4 - Os contratos de mútuo, nos termos da Lei 4.380/64, que instituiu o Sistema Financeiro da Habitação para aquisição da casa própria, construção ou venda de unidades habitacionais, através de financiamento imobiliário, são típicos contratos de adesão de longa duração, com cláusulas padrão, sujeitos aos critérios legais em vigor à época de sua assinatura, em que não há lugar para a autonomia da vontade na definição do conteúdo, restando ao mutuário submeter-se às condições pré-determinadas. O mutuário, nesse tipo de contrato, subordina-se às condições pré-estabelecidas quanto às taxas ou índices de correção monetária e o montante a ser reajustado, não podendo discuti-las e dispor do bem, mas outorgando poderes ao agente financeiro para alienar o imóvel a terceiro, em seu nome determinar o preço, imitir o adquirente na posse do imóvel etc. No caso das prestações, é o Poder Executivo que formula as políticas de reajustamento e estabelece as taxas ou os índices de correção monetária da moeda. A própria origem dos recursos que sustentam o sistema leva à finalidade social. Destaca-se a arrecadação proveniente do Fundo de

Garantia do Tempo de Serviço FGTS, criado pela antiga Lei 5170 de 13/09/66, formado pelos depósitos de 8% sobre a folha mensal dos salários das empresas. Essas contas são capitalizadas com juros e correção monetária, em que a CEF é a encarregada da administração dos valores. Captam-se ainda, as somas nos depósitos específicos em cadernetas de poupança, que podem ser abertas em quaisquer agências das Caixas Econômicas, nas sociedades de crédito imobiliário e nas associações de poupança e empréstimo. O caráter social transparece nos princípios determinantes: facilitar e promover a construção e a aquisição da moradia, especialmente para as camadas sociais de menor renda e nas disposições que condicionam a equivalência das prestações ao poder aquisitivo do mutuário, artigos , e da Lei nº 4380/64. Sendo no caso em tela uma execução extrajudicial, nos termos do Decreto-lei 70/66, cuja constitucionalidade foi acatada pelo Supremo Tribunal Federal, não merece acolhida a alegação da parte autora nesta questão.

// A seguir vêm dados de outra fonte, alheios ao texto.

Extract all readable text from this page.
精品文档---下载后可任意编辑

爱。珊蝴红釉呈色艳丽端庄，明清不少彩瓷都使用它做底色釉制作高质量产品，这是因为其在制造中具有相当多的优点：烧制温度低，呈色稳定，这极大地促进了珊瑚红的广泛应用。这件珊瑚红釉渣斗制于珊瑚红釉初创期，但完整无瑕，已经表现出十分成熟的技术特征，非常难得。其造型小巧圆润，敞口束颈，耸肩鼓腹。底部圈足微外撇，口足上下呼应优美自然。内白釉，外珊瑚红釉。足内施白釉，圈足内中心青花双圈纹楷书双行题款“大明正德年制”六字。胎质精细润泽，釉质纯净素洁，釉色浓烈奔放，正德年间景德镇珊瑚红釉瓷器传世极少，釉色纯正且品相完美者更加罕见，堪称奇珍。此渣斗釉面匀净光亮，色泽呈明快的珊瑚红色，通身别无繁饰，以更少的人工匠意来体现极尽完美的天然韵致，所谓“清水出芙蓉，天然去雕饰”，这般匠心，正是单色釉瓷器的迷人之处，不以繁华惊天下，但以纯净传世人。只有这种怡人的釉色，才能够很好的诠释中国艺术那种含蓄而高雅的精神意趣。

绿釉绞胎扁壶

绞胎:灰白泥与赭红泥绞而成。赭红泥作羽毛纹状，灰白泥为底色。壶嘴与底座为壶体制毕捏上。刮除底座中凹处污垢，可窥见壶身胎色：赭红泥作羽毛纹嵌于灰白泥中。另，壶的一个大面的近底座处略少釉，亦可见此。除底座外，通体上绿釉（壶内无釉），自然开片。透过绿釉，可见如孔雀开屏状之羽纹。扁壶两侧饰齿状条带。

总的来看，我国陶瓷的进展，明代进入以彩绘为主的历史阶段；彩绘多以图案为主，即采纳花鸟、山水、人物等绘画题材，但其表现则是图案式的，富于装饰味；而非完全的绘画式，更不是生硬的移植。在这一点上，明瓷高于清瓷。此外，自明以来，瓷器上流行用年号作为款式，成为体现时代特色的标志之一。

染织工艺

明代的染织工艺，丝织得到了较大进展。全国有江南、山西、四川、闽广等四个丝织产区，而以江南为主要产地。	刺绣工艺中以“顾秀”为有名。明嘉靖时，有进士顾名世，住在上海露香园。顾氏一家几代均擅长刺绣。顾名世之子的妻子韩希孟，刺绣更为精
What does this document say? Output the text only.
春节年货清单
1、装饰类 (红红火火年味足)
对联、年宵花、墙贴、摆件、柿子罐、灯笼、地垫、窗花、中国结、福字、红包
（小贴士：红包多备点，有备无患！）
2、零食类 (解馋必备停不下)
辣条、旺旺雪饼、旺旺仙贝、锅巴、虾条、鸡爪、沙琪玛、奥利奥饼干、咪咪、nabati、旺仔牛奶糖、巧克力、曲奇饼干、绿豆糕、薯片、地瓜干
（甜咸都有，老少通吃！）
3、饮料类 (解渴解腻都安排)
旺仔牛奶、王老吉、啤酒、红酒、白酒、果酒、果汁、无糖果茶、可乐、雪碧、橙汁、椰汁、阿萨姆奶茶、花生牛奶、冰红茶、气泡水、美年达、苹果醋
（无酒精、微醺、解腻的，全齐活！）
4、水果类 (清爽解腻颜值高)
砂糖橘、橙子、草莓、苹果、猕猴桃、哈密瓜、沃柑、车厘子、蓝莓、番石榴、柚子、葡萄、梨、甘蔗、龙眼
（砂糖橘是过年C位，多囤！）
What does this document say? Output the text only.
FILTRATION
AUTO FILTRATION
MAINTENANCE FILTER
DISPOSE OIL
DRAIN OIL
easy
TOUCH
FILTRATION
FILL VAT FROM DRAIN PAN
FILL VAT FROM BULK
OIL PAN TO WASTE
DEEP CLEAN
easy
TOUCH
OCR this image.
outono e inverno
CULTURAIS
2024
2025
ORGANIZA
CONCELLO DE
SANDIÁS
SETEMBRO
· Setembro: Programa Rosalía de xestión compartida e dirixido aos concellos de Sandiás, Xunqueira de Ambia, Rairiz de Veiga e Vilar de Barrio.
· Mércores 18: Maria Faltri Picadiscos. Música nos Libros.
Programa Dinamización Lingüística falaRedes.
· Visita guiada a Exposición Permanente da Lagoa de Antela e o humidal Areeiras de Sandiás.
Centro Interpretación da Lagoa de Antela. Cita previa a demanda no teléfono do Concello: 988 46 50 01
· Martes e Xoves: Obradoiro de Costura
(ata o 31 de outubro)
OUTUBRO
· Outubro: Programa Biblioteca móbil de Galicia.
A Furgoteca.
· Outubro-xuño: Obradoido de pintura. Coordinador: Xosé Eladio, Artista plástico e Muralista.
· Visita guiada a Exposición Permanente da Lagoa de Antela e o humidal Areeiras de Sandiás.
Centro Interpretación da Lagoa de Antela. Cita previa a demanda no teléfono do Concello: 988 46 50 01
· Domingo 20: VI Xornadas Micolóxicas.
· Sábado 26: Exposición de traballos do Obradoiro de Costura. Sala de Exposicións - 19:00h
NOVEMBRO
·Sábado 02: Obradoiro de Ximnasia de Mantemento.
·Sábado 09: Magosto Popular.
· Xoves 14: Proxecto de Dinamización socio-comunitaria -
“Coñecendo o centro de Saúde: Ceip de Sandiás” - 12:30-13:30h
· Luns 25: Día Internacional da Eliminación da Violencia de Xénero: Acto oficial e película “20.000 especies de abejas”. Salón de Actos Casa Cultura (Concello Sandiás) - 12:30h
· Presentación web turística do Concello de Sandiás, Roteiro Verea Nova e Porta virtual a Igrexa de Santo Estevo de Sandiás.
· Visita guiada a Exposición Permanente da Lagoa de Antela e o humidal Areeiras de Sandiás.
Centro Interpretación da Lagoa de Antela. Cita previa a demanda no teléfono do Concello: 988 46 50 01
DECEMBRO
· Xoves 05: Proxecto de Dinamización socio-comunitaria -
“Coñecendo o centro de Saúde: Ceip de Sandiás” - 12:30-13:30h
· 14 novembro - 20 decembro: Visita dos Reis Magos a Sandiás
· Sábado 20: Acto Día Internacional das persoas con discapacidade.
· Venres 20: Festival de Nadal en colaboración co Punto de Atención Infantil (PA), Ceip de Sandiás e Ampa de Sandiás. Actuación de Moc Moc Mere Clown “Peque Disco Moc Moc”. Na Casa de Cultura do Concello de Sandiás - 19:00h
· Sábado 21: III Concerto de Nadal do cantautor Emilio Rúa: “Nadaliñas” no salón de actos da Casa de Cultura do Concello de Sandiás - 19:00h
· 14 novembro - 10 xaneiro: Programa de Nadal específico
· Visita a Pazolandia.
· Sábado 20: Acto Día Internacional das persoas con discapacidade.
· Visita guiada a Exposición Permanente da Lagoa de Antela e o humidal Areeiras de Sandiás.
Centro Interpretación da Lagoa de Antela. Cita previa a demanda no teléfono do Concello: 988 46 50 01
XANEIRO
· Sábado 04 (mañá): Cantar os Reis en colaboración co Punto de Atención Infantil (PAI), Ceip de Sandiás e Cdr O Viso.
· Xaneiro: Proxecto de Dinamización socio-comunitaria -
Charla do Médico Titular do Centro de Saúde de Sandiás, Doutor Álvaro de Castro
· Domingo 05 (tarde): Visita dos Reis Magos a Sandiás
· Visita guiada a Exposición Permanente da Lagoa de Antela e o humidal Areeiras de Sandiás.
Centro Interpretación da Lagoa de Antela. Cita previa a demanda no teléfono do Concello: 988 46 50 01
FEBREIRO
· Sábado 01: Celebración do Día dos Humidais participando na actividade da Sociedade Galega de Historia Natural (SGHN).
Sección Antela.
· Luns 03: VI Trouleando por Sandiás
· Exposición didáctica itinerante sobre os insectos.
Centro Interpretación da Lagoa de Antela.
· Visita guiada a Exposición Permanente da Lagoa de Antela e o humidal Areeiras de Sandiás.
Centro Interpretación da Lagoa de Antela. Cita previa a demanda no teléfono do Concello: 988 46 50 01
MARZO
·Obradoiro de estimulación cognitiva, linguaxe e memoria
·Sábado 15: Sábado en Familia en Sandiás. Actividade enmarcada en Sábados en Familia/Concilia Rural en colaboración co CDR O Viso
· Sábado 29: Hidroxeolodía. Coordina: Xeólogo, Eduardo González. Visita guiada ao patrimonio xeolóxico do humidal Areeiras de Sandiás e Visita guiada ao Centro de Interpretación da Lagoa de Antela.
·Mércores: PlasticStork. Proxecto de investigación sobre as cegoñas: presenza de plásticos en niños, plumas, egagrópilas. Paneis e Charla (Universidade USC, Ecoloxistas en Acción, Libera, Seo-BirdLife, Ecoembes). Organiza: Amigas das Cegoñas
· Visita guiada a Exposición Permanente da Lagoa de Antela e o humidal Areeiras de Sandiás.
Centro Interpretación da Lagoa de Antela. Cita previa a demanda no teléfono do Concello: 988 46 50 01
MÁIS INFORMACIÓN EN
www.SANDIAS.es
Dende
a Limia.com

5 - Não pode o autor, unilateralmente - simplesmente por mera conveniência - exigir a aplicação de critério de reajustamento de parcelas diverso do estabelecido contratualmente, devendo ser respeitado o que foi convencionado entre as partes, inclusive, em homenagem ao princípio da força obrigatória dos contratos. Diante de tal quadro, parece inaceitável concluir-se pelo desrespeito por parte da Caixa Econômica Federal - CEF com relação aos critérios de atualização monetária ajustados no contrato.

6 - Muito embora o STJ venha admitindo a aplicabilidade do Código de Defesa do Consumidor, é necessário que as irregularidades que tenham sido praticadas estejam amparadas por provas inequívocas, sendo insuficiente a alegação genérica. Assim, não havendo prova nos autos que a entidade financeira tenha praticado violação contratual, resta afastada a aplicação do art. 42 do Código de Defesa do Consumidor. O contrato em análise não se amolda ao conceito de contrato de adesão, considerando que a entidade financeira não atua com manifestação de vontade própria, já que não tem autonomia para impor as regras devendo seguir as regras impostas pela legislação do Sistema Financeiro da Habitação.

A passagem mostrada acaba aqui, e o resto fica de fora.